Locatelli nodded, puzzled. He hadn’t the faintest notion why Hanna was telling him this, but it was better than being shot for want of conversational material.

‘Of course Washington wondered how to respond. For example they were troubled by the idea that a stronger India, if it got closer to Beijing, might forget about good old Uncle Sam. What bloc would crystallise out of that? India and the USA? Or India, China and Russia? Washington had always seen the Indians as important allies, and would have loved to use them against China, for example, but New Delhi was insisting on autonomy, and didn’t want to be talked round, let alone used, by anybody.’

‘What does all this have to do with us?’

‘In this phase, Warren, people like me were sent to the Subcontinent to make sure all the spin was going in the right direction.
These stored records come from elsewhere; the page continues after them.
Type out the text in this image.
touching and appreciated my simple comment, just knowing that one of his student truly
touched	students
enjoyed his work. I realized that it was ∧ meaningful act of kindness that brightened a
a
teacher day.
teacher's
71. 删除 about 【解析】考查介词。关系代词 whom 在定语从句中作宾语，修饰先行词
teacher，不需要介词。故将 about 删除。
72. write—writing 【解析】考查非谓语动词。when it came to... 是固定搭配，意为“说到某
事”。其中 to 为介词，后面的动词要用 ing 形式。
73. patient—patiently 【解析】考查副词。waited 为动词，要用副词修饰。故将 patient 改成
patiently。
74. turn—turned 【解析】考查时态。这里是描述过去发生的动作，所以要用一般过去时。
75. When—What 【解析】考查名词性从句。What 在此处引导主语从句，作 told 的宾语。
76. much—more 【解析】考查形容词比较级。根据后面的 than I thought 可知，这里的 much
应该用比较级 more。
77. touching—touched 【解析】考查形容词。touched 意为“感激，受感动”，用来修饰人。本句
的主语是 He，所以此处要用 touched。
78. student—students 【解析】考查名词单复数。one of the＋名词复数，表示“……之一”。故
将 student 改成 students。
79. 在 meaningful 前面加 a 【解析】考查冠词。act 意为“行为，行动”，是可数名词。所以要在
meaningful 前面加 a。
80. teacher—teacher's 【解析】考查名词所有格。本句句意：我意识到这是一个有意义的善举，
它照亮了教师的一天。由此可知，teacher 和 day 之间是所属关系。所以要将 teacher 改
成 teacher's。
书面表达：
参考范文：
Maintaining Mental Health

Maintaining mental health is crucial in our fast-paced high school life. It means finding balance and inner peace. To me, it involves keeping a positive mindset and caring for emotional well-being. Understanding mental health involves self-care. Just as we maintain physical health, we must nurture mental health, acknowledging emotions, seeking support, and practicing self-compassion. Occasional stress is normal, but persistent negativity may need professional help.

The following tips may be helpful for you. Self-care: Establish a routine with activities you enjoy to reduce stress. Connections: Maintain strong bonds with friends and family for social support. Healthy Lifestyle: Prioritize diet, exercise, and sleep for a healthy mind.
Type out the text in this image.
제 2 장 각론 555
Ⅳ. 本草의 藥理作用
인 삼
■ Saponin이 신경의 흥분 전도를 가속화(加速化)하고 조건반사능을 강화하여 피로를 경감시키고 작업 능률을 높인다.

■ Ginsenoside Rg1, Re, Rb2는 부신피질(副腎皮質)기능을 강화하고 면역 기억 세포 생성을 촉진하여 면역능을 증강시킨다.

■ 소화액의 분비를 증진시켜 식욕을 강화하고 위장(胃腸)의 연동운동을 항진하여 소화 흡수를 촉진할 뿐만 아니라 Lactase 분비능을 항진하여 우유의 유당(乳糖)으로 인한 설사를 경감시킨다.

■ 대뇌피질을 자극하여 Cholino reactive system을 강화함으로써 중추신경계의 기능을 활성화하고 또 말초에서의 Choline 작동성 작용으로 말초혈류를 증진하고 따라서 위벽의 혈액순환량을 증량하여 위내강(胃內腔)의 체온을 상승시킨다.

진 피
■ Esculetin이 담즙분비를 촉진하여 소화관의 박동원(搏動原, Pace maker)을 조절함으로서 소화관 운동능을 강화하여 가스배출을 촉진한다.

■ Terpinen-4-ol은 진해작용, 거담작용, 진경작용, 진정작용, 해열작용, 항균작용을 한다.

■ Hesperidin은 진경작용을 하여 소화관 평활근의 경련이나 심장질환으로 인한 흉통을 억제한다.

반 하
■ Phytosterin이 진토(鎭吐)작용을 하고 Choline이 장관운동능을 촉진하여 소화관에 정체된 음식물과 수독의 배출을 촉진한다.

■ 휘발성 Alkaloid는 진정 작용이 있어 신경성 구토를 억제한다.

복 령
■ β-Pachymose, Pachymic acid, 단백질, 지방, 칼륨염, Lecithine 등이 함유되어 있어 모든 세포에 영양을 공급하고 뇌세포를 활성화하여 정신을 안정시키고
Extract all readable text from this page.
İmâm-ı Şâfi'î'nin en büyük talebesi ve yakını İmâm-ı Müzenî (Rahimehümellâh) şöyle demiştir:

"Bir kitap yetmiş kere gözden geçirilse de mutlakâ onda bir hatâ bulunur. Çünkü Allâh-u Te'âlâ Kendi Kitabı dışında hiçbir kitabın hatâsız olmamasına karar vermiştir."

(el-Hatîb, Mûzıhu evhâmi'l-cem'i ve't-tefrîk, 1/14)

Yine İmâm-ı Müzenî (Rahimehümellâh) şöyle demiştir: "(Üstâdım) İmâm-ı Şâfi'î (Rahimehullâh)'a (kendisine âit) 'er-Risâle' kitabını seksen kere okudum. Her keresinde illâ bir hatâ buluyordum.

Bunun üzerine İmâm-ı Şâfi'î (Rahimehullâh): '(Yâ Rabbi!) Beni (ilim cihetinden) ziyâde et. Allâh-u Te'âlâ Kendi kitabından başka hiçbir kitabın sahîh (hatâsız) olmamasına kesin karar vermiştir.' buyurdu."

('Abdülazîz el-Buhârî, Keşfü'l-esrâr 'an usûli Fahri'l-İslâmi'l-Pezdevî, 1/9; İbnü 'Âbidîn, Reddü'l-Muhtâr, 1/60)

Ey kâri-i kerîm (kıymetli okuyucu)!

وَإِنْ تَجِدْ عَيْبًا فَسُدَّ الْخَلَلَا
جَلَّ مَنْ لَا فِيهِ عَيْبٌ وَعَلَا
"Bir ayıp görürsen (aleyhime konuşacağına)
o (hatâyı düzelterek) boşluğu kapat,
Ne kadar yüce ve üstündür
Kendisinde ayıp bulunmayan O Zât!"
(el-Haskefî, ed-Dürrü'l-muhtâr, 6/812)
We were instructed to support the Indian miracle with all our might, but when the Chinese ambassador was blown up in 2014 by LeMGI, the League for a Muslim Greater India, Indo-Chinese relations darkened just at the right moment, favouring the finalisation of certain important Indo-American agreements.’

‘You are – hang on a second!’ Locatelli flashed his teeth. ‘You’re not trying to tell me—’

‘Yep. It’s thanks to some of these agreements, for example, that your solar collectors make such a huge profit on the Indian market.’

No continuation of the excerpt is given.